Uomini in borghese vi prelevano da un luogo pubblico, vi mettono in cella, magari vi torturano, vi costringono a firmare una "confessione" senza avvocato e vi spediscono davanti ad un tribunale? Succede in India se voi o i vostri cari siete sospettati di fiancheggiare i maoisti.
Immaginate di andare a lavoro. La sera salutate tutti i colleghi, andate a casa e trovate qualcuno che vi sta aspettando. Qualcuno vestito in khaki (il colore della divisa della polizia indiana, ndt) che dice di essere della polizia.
Inizia a fare domande. Dove siete stati? Chi sono i vostri amici? Sapevate questo? Sapevate quello? Voi dite no e lui dice che dovete seguirlo alla centrale. Chiedete perché, lui non vi spiega nulla e vi fa salire in auto.
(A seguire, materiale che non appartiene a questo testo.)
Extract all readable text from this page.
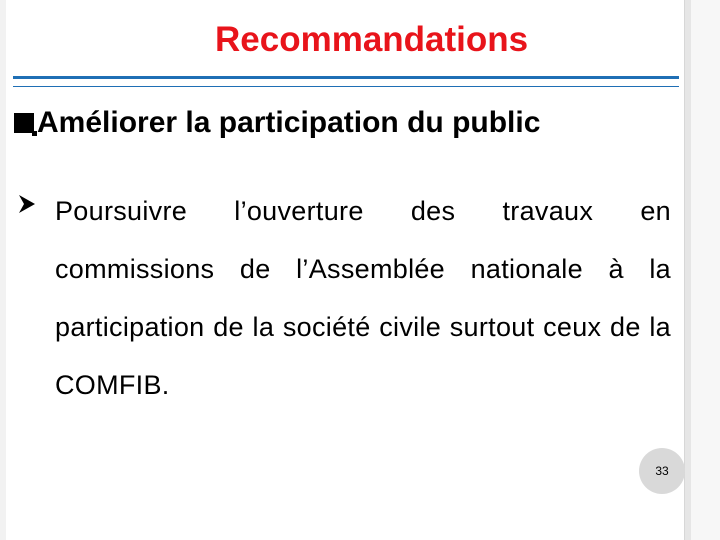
Recommandations
Améliorer la participation du public
Poursuivre l’ouverture des travaux en commissions de l’Assemblée nationale à la participation de la société civile surtout ceux de la COMFIB.
33
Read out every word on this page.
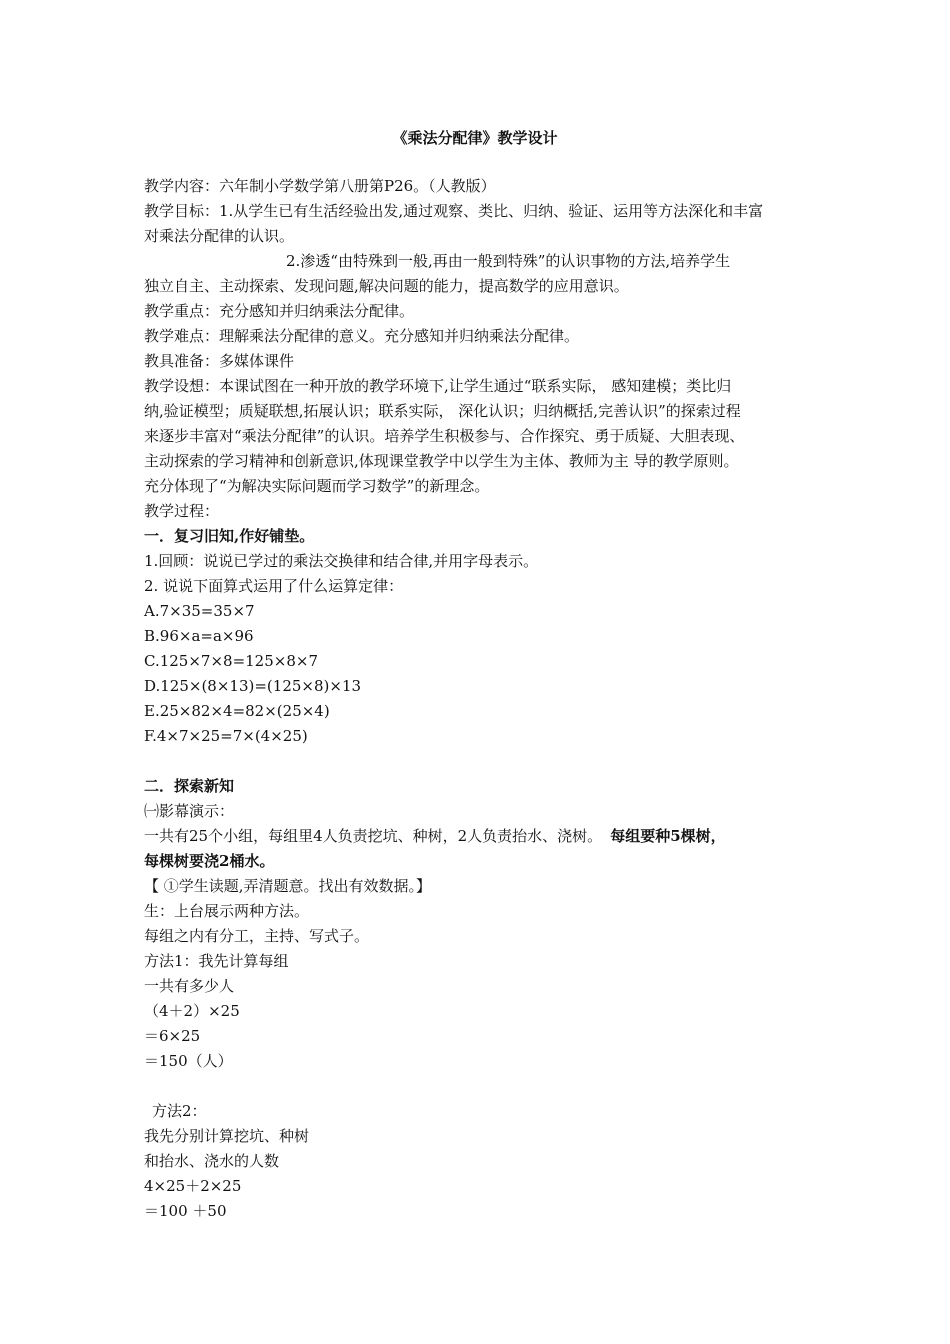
《乘法分配律》教学设计
教学内容：六年制小学数学第八册第P26。（人教版）
教学目标：1.从学生已有生活经验出发,通过观察、类比、归纳、验证、运用等方法深化和丰富
对乘法分配律的认识。
2.渗透“由特殊到一般,再由一般到特殊”的认识事物的方法,培养学生
独立自主、主动探索、发现问题,解决问题的能力，提高数学的应用意识。
教学重点：充分感知并归纳乘法分配律。
教学难点：理解乘法分配律的意义。充分感知并归纳乘法分配律。
教具准备：多媒体课件
教学设想：本课试图在一种开放的教学环境下,让学生通过“联系实际， 感知建模；类比归
纳,验证模型；质疑联想,拓展认识；联系实际， 深化认识；归纳概括,完善认识”的探索过程
来逐步丰富对“乘法分配律”的认识。培养学生积极参与、合作探究、勇于质疑、大胆表现、
主动探索的学习精神和创新意识,体现课堂教学中以学生为主体、教师为主 导的教学原则。
充分体现了“为解决实际问题而学习数学”的新理念。
教学过程：
一．复习旧知,作好铺垫。
1.回顾：说说已学过的乘法交换律和结合律,并用字母表示。
2. 说说下面算式运用了什么运算定律：
A.7×35=35×7
B.96×a=a×96
C.125×7×8=125×8×7
D.125×(8×13)=(125×8)×13
E.25×82×4=82×(25×4)
F.4×7×25=7×(4×25)
二．探索新知
㈠影幕演示：
一共有25个小组，每组里4人负责挖坑、种树，2人负责抬水、浇树。 每组要种5棵树，
每棵树要浇2桶水。
【 ①学生读题,弄清题意。找出有效数据。】
生：上台展示两种方法。
每组之内有分工，主持、写式子。
方法1：我先计算每组
一共有多少人
（4＋2）×25
＝6×25
＝150（人）
方法2：
我先分别计算挖坑、种树
和抬水、浇水的人数
4×25＋2×25
＝100 ＋50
Ancora non sapete chi sia questo "poliziotto". Non porta nessun tesserino identificativo, non vi dice verso che stazione di polizia state andando e quando potrete tornare a casa.
Bene, ora immaginate di essere una donna e di avere vostro figlio tra le braccia. Salite su un treno per andare ad una conferenza. Delle persone si materializzano nel vostro scompartimento, dicono di essere agenti in borghese della polizia ferroviaria.
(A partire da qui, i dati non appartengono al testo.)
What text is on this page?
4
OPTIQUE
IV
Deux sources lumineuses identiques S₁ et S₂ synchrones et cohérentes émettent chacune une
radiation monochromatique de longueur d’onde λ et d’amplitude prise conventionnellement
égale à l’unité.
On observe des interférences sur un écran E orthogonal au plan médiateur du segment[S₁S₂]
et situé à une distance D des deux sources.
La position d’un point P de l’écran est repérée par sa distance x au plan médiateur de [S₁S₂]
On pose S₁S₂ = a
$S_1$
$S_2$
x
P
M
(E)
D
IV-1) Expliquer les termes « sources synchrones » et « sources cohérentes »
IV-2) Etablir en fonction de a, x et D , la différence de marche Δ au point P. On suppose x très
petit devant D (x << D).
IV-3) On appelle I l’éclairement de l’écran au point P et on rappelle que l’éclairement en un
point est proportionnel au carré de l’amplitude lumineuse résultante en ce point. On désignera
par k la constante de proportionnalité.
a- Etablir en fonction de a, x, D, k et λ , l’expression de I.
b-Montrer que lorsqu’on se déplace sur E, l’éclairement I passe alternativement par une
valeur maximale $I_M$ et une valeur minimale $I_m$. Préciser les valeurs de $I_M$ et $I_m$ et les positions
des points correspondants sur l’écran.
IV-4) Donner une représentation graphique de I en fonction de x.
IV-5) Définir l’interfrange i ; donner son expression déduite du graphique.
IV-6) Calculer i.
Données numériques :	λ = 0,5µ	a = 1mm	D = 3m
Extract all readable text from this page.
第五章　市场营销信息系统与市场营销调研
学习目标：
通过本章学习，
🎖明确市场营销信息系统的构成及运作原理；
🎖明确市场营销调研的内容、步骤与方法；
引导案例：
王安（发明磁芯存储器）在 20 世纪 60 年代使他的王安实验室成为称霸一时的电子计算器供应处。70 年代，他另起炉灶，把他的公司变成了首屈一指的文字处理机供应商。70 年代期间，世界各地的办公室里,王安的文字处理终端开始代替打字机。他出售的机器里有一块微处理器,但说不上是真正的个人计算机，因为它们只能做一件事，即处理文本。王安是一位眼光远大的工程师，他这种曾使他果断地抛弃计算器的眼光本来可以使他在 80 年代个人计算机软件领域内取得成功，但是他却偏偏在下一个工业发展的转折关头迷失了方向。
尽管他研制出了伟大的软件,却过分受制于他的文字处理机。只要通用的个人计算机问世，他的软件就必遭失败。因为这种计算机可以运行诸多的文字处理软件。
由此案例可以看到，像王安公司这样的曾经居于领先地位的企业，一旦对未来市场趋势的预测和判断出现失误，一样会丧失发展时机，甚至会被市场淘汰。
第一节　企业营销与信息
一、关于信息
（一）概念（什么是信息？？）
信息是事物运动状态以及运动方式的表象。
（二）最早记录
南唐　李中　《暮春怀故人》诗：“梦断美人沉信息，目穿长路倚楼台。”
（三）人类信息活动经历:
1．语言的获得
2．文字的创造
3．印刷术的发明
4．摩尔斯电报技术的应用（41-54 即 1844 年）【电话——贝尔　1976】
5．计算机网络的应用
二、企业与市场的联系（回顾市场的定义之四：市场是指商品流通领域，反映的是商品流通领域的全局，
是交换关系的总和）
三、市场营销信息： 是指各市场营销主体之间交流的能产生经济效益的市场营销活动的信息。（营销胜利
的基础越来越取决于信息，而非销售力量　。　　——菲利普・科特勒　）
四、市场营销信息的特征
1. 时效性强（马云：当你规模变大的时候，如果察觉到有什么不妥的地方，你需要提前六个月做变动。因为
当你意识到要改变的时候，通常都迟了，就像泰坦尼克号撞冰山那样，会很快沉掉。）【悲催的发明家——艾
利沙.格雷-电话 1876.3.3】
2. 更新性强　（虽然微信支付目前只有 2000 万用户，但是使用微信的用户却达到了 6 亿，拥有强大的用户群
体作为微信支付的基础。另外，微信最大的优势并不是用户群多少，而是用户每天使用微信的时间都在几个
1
Ancora non sapete di essere in arresto ma presto vi ritrovate, senza alcuna spiegazione, nell’ufficio locale della Cbi (Central bureau of investigation, la Fbi indiana, ndt). Vi chiedono che rapporti abbiate con le milizie ribelli. Rispondete di non averne.
Vi portano in centrale e vi mettono in stato di fermo per la notte. La cella è controllata a vista da un uomo. Non vi fanno nemmeno andare in bagno. Avete ancora con voi vostro figlio, assieme al resto delle persone in cella.
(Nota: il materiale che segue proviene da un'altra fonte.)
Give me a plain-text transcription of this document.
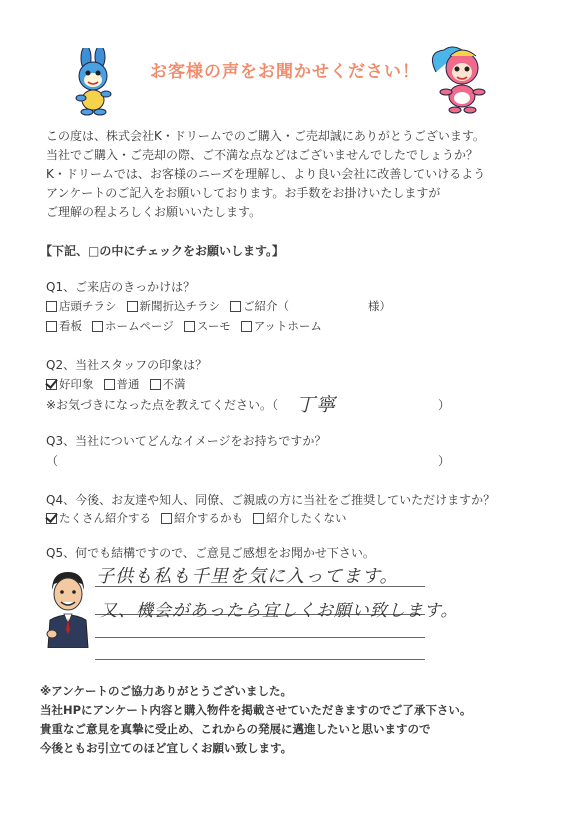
お客様の声をお聞かせください！
この度は、株式会社K・ドリームでのご購入・ご売却誠にありがとうございます。
当社でご購入・ご売却の際、ご不満な点などはございませんでしたでしょうか？
K・ドリームでは、お客様のニーズを理解し、より良い会社に改善していけるよう
アンケートのご記入をお願いしております。お手数をお掛けいたしますが
ご理解の程よろしくお願いいたします。
【下記、□の中にチェックをお願いします。】
Q1、ご来店のきっかけは？
店頭チラシ 新聞折込チラシ ご紹介（	様）
看板 ホームページ スーモ アットホーム
Q2、当社スタッフの印象は？
好印象 普通 不満
※お気づきになった点を教えてください。（ 丁寧	）
Q3、当社についてどんなイメージをお持ちですか？
（	）
Q4、今後、お友達や知人、同僚、ご親戚の方に当社をご推奨していただけますか？
たくさん紹介する 紹介するかも 紹介したくない
Q5、何でも結構ですので、ご意見ご感想をお聞かせ下さい。
子供も私も千里を気に入ってます。
又、機会があったら宜しくお願い致します。
※アンケートのご協力ありがとうございました。
当社HPにアンケート内容と購入物件を掲載させていただきますのでご了承下さい。
貴重なご意見を真摯に受止め、これからの発展に邁進したいと思いますので
今後ともお引立てのほど宜しくお願い致します。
Il mattino seguente vi interrogano da soli. Fanno pressione per farvi firmare un documento. Poi vi portano davanti ad un tribunale e la vostra “confessione” viene presentata come una prova contro di voi.
In India può succedere molto, molto facilmente. Se siete impegnati attivamente nel campo dei diritti della terra, della foresta, dell’acqua, questo scenario suona terribilmente reale.
L’8 dicembre 2012 qualcosa di molto simile è successo a Ranchi, portando alla detenzione di Aparna Marandi. Lo ha raccontato Baby Turi, capo del panchayat di Jitpur, nel distretto di Dhanbad, Jharkhand.
Baby ha spiegato di esser stata prelevata assieme ad Aparna, suo figlio di 4 anni e Sushila Ekka.
Baby e Sushila non hanno firmato nessuna confessione e sono state rilasciate il 10 dicembre. Aparna, temendo per la sua vita, ha firmato ed è finita in carcere.
Cosa hanno in comune queste donne? I loro mariti – Damodar Turi e Jiten Marandi – furono arrestati nel 2008 ed accusati di attività maoiste. Secondo una dichiarazione di Damodar, delegato statale della Visthapan Virodhi Janvikas Andolan (Campagna del Popolo contro i Trasferimenti forzati, ndt), al momento del suo arresto non fu presentato nessun mandato.
Fu torturato e costretto a firmare una confessione. Nella conferenza stampa della polizia furono mostrati dei libretti maoisti, ritrovati – secondo le forze dell’ordine – negli uffici dell’ong di Damodar.
Jiten invece è ancora in carcere. E’ stato assolto dall’Alta Corte, ma è tenuto ancora dietro le sbarre secondo il Jharkhand Crime Control Act del 2002.
Se Jiten o Damodar o Aparna siano o meno colpevoli di qualche crimine o in qualche modo legati ai maoisti sono questioni secondarie. La procedura della polizia rappresenta un pericolo di gran lunga maggiore per la popolazione indiana.
La polizia deve fare il proprio lavoro, ma sembra che necessiti sempre più di qualcuno che la controlli.
Si leggono di continuo notizie di gravi violazioni dei diritti in ogni Stato e di certo non possiamo permetterci di spedire alle calcagna di ogni poliziotto in India un attivista per i diritti umani.
Eppure abbiamo tutto il diritto di sapere chi sta arrestando chi e, soprattutto, per quale crimine. Ogni cittadino ha diritto ad un avvocato prima di firmare qualsiasi documento.
Forse con l’uso delle nuove tecnologie controllare la polizia potrebbe essere più semplice. Forse è proprio l’unico modo per essere sicuri della buona fede della polizia. Perché se non possiamo fidarci nemmeno della polizia, su chi possiamo fare affidamento?
*Annie Zaidi scrive poesie, reportage, racconti e sceneggiature, non necessariamente in quest’ordine. Il suo libro I miei luoghi: a spasso con i banditi ed altre storie vere è stato pubblicato in Italia da Metropoli d’Asia.